I’d met up with the rest of the group early this morning at the Piazza del Popolo in Rome, where we boarded the bus that Giovanna had arranged to take us to Florence. It was a three hour bus ride that I mostly slept through.

“I will assign each of you a painting to study every day this week.”

I look around but no one else seems as confused as I am so I raise my hand and wait for Giovanna to notice me. “What do you mean by study?”

“Most people try to figure out the meaning behind art. Instead, I want you to observe the colour temperatures the artist chose to use, the negative space, where your eyes naturally rest, things of that nature.”

“I see,” I say, staring up at the wall of paintings wondering which one will be assigned to me.

Giovanna spends the next ten minutes assigning paintings to each student, and answering any other questions beforeshe comes to stand next to me as the group scatters to their paintings.

“I left my favourite for you,” she says, coming to stand next to me and looking up at the painting that’s caught my attention. “But it looks like you found it all on your own.”

The plaque under the painting readsPrimaveraby Sandro Botticelli. It’s a stunning piece of art, soft looking, but the longer I stare at it the more I see, and I think I’m beginning to understand what Giovanna meant when she said to observe.
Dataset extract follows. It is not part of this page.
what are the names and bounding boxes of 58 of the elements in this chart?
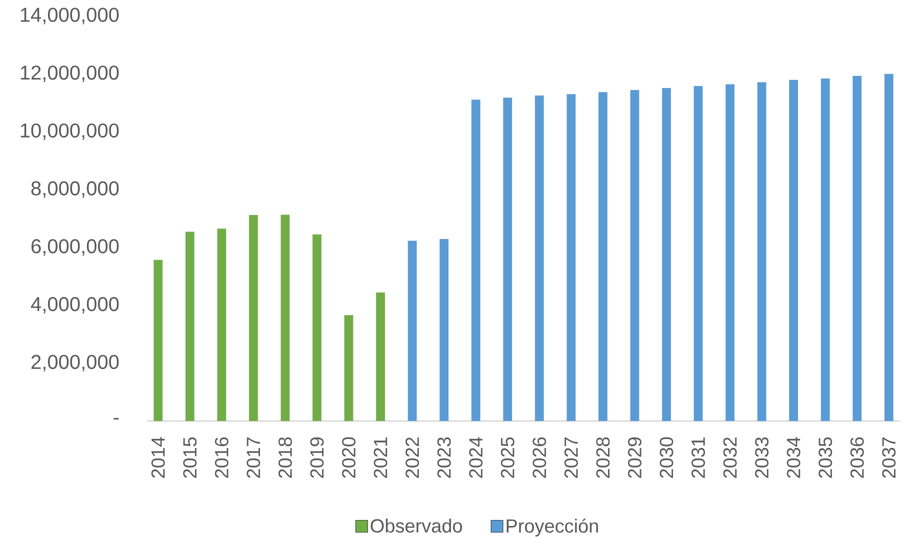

“I have three questions I’d like you to consider this week as you come back to this painting, and I’ll ask you to answer them for me on the last day,” she says, gently calling my attention back to her.

I flip open the notebook I bought yesterday to take notes in, and bring my pen to the page. She stares down at the book with an amused smile, and I assume it’s because I’m probably the only student of hers treating this program like I would school.